Я уставился на физика и несколько мгновений молчал соображая.
– Что же, найденное там изменило ваши взгляды? – почти закричал я. Неужели вы подозреваете, что взрыв был подготовлен искусственно, что мы имели дело с атомной бомбой?
– Нет, – спокойно возразил физик. – Этот атомный взрыв не был вызван бомбой.
– Я сдаюсь. Я больше не могу. Значит, все не верно… Вы ничего не нашли?
– Да, в течение полутора месяцев пребывания в районе бурелома я не нашел ни метеоритного кратера, ни осколков метеорита или его следов, ни каких-либо металлических предметов, которые могли быть там до взрыва. Это и не мудрено. Взрывом даже деревья вдавливало в торф на четыре метра. Но…
– Что "но"? Не мучайте… Рассказывайте, что же вы нашли?
– Не прерывайте. Я расскажу вам все по порядку.
– Я сдаюсь. Я уже не оппонент, но лишь слушатель. Разрешите только записывать.
– Как я уже вам сказал, поиски с миноискателем не дали мне ничего.
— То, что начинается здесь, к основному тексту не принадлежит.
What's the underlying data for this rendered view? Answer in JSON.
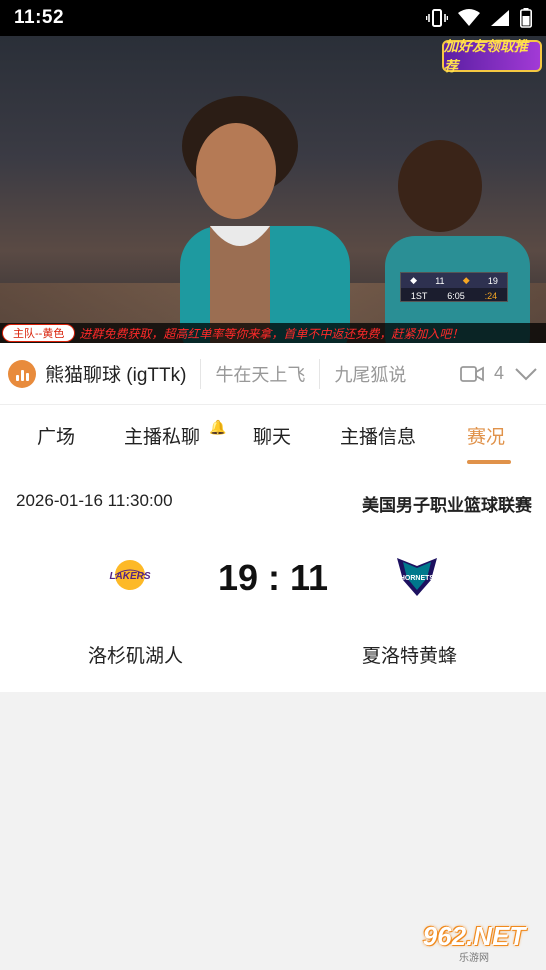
{
  "status_bar": {
    "time": "11:52",
    "icons": [
      "vibrate-icon",
      "wifi-icon",
      "signal-icon",
      "battery-icon"
    ]
  },
  "video": {
    "promo_badge": "加好友领取推荐",
    "scorebug": {
      "team1_score": "11",
      "team2_score": "19",
      "quarter": "1ST",
      "clock": "6:05",
      "shot_clock": ":24"
    },
    "ticker_tag": "主队--黄色",
    "ticker_text": "进群免费获取，超高红单率等你来拿，首单不中返还免费，赶紧加入吧！"
  },
  "info_bar": {
    "room_name": "熊猫聊球 (igTTk)",
    "other_rooms": [
      "牛在天上飞",
      "九尾狐说"
    ],
    "viewer_count": "4"
  },
  "tabs": [
    {
      "label": "广场"
    },
    {
      "label": "主播私聊"
    },
    {
      "label": "聊天"
    },
    {
      "label": "主播信息"
    },
    {
      "label": "赛况"
    }
  ],
  "match": {
    "datetime": "2026-01-16 11:30:00",
    "league": "美国男子职业篮球联赛",
    "score": "19 : 11",
    "home_team": "洛杉矶湖人",
    "away_team": "夏洛特黄蜂",
    "home_logo_text": "LAKERS",
    "away_logo_text": "HORNETS"
  },
  "watermark": {
    "main": "962.NET",
    "sub": "乐游网"
  },
  "colors": {
    "accent": "#e0924a",
    "lakers_purple": "#552583",
    "lakers_gold": "#fdb927",
    "hornets_teal": "#00788c",
    "hornets_purple": "#1d1160"
  }
}
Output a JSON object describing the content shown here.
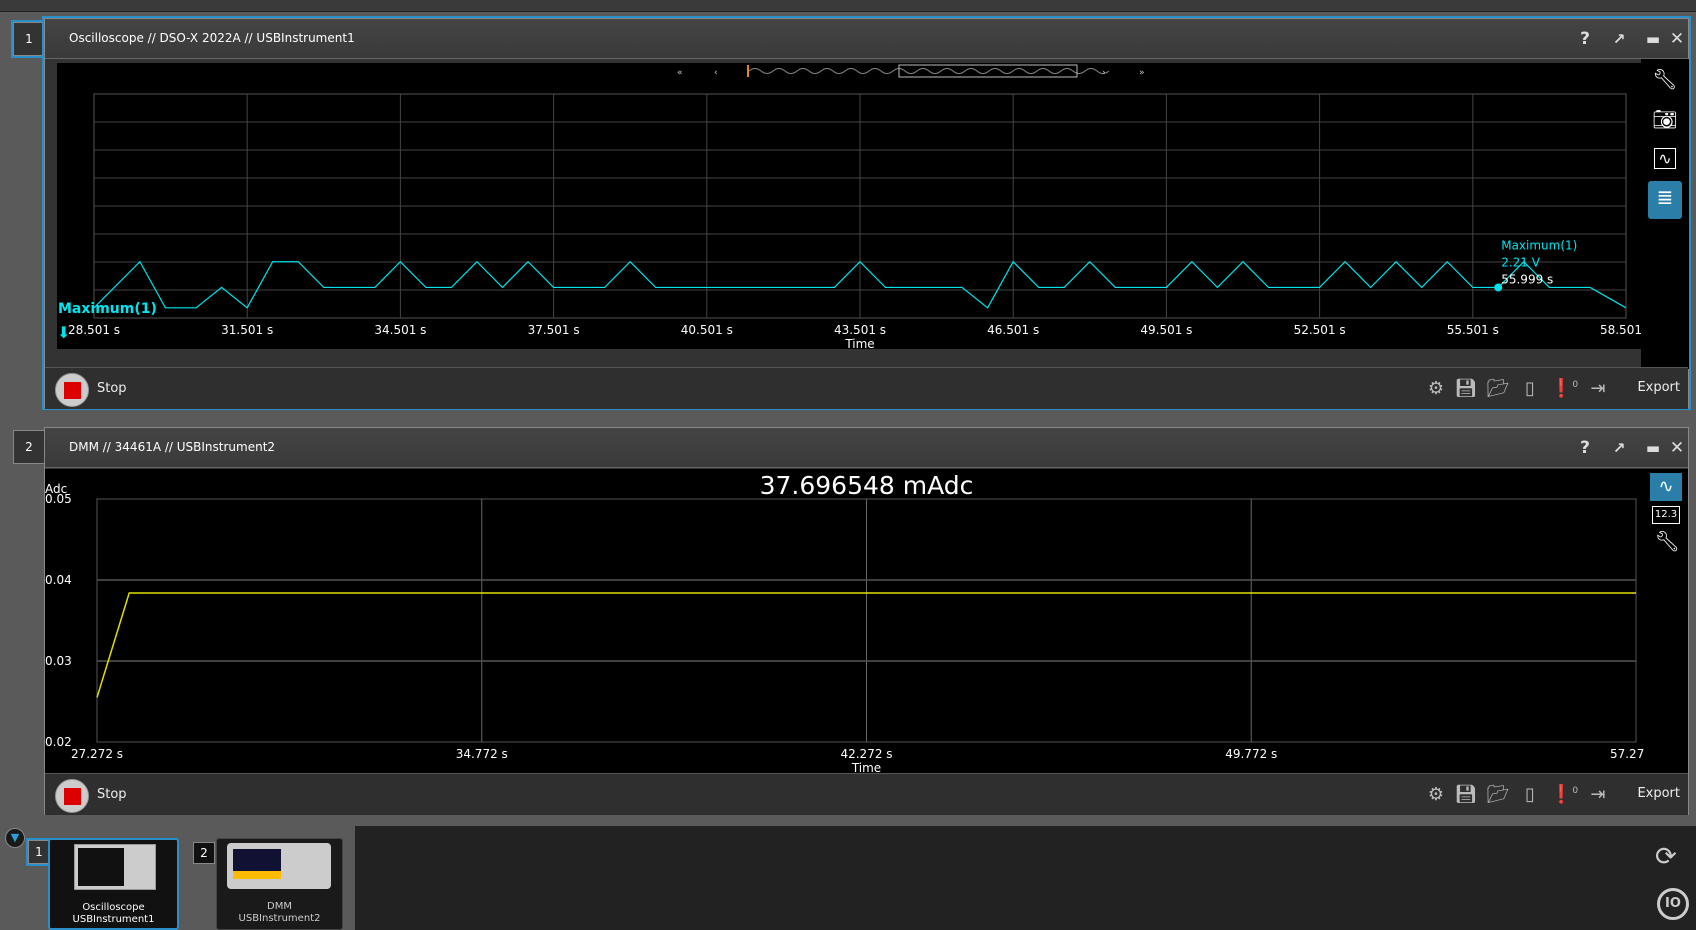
{
  "scope": {
    "number": "1",
    "title": "Oscilloscope // DSO-X 2022A // USBInstrument1",
    "stop_label": "Stop",
    "export_label": "Export",
    "alert_count": "0",
    "marker": {
      "label": "Maximum(1)",
      "value": "2.21 V",
      "time": "55.999 s"
    },
    "left_label": "Maximum(1)",
    "xlabel": "Time",
    "trace_color": "#00e5ee",
    "icons": [
      "help-icon",
      "popout-icon",
      "maximize-icon",
      "close-icon",
      "wrench-icon",
      "camera-icon",
      "waveform-icon",
      "database-icon",
      "gear-icon",
      "save-icon",
      "folder-icon",
      "device-icon",
      "alert-icon",
      "export-icon"
    ]
  },
  "dmm": {
    "number": "2",
    "title": "DMM // 34461A // USBInstrument2",
    "reading": "37.696548 mAdc",
    "stop_label": "Stop",
    "export_label": "Export",
    "alert_count": "0",
    "number_view_label": "12.3",
    "trace_color": "#e0e000"
  },
  "tray": {
    "cards": [
      {
        "number": "1",
        "line1": "Oscilloscope",
        "line2": "USBInstrument1",
        "selected": true
      },
      {
        "number": "2",
        "line1": "DMM",
        "line2": "USBInstrument2",
        "selected": false
      }
    ]
  },
  "chart_data": [
    {
      "type": "line",
      "xlabel": "Time",
      "xlim": [
        28.501,
        58.501
      ],
      "xticks": [
        "28.501 s",
        "31.501 s",
        "34.501 s",
        "37.501 s",
        "40.501 s",
        "43.501 s",
        "46.501 s",
        "49.501 s",
        "52.501 s",
        "55.501 s",
        "58.501 s"
      ],
      "ylim": [
        0,
        8.8
      ],
      "grid": true,
      "series": [
        {
          "x": [
            28.5,
            29.4,
            29.9,
            30.5,
            31.0,
            31.5,
            32.0,
            32.5,
            33.0,
            34.0,
            34.5,
            35.0,
            35.5,
            36.0,
            36.5,
            37.0,
            37.5,
            38.5,
            39.0,
            39.5,
            43.0,
            43.5,
            44.0,
            45.5,
            46.0,
            46.5,
            47.0,
            47.5,
            48.0,
            48.5,
            49.5,
            50.0,
            50.5,
            51.0,
            51.5,
            52.5,
            53.0,
            53.5,
            54.0,
            54.5,
            55.0,
            55.5,
            56.0,
            56.5,
            57.0,
            57.8,
            58.5
          ],
          "y": [
            0.4,
            2.21,
            0.4,
            0.4,
            1.2,
            0.4,
            2.21,
            2.21,
            1.2,
            1.2,
            2.21,
            1.2,
            1.2,
            2.21,
            1.2,
            2.21,
            1.2,
            1.2,
            2.21,
            1.2,
            1.2,
            2.21,
            1.2,
            1.2,
            0.4,
            2.21,
            1.2,
            1.2,
            2.21,
            1.2,
            1.2,
            2.21,
            1.2,
            2.21,
            1.2,
            1.2,
            2.21,
            1.2,
            2.21,
            1.2,
            2.21,
            1.2,
            1.2,
            2.21,
            1.2,
            1.2,
            0.4
          ]
        }
      ]
    },
    {
      "type": "line",
      "ylabel": "Adc",
      "xlabel": "Time",
      "xlim": [
        27.272,
        57.272
      ],
      "ylim": [
        0.02,
        0.05
      ],
      "xticks": [
        "27.272 s",
        "34.772 s",
        "42.272 s",
        "49.772 s",
        "57.272 s"
      ],
      "yticks": [
        "0.05",
        "0.04",
        "0.03",
        "0.02"
      ],
      "grid": true,
      "series": [
        {
          "x": [
            27.272,
            27.9,
            57.272
          ],
          "y": [
            0.0255,
            0.0384,
            0.0384
          ]
        }
      ]
    }
  ]
}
Так как экспедиция только начинала работу, то я вынужден был после поисков в районе бурелома отправиться вместе с Сергеем Антоновичем, по нашему с ним уговору, разыскивать его дурацкую чернокожую женщину, жившую где-то в тайге. Конечно, я тогда не думал, что она сможет опровергнуть мою первоначальную гипотезу. Мы достали проводников-эвенков и верхом на их оленях двинулись в путь.
– Атомный взрыв и чернокожая! Какая связь? – простонал я.
– Вы обещали не прерывать.
– Но должна же быть у вас, ученых, логика. Ну хорошо, молчу.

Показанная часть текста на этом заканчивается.